A friend of mine in Australia, who is trying to find better soaps to buy sent me this snap of a label of a soap he picked up.  His first thought was "where is the lye?", and I found it unusual that no sodium hydroxide is listed on the label either.  However, I also know nothing about soap label laws in Australia....

I also had a chuckle over the fact that the big letters state "Botanical  Soap, OLIVE OIL" when olive oil is listed as an ingredient after  fragrance, so there is no way there could be much olive oil in the soap.

After I looked at it again, I googled the ingredients... EDTA and HEDP since both of those were foreign ingredients to me.  My results gave me very long chemical names and ended up just confusing me more....

Does anyone know what those ingredients are supposed to DO in soap?


----------



## Dahila (Mar 14, 2015)

EDTA cuts down soap scum, HEDP is also chellating agent.  Wait for Deeanna she is our guru she will translate it into plain language for regular people )


----------



## lionprincess00 (Mar 14, 2015)

Any name of a chemical additive, go to Google. Type the name (edta in this instance), and type swiftcraftymonkey after the search word your curious about.

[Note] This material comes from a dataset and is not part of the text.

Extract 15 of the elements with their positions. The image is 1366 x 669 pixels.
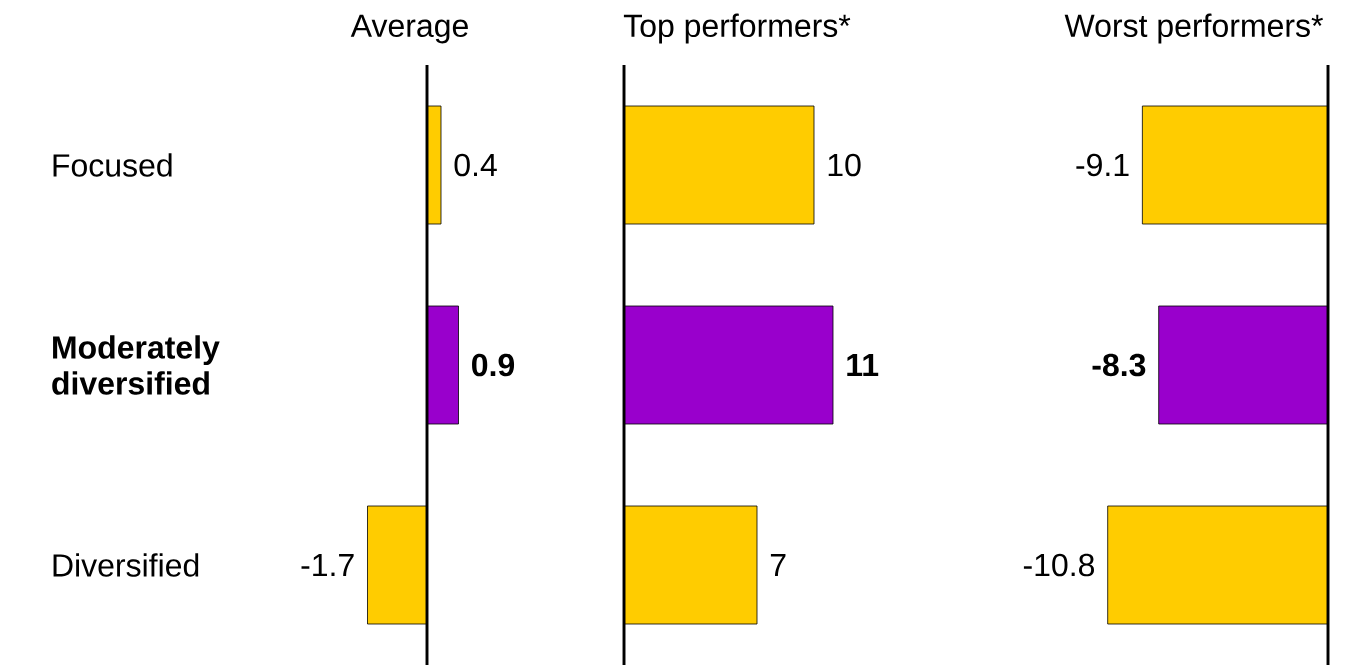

You will learn all you ever wanted to know about it lol.

http://swiftcraftymonkey.blogspot.com/2009/10/edta-chelating-and-sequestering-anti.html?m=1

Edit.
From what I can tell, the hedp is etidronic acid.
http://en.m.wikipedia.org/wiki/Etidronic_acid


----------



## dixiedragon (Mar 14, 2015)

My understanding (which could be flawed) is that here in the US there is no lye in the final product, so you are supposed to list "sodium lard ate, sodium cocoate" etc, which means those oils are saponified.


----------



## hmlove1218 (Mar 14, 2015)

Yeah but if you do that, then you're supposed to know the correct proportions of each.  Also, you have to list glycerin, and the leftover oils from your superfat.  That's labeling what came out of the soap pot.  It's easier for most people to label what goes in the soap pot because it doesn't require a lab test to figure out what order to list ingredients.


----------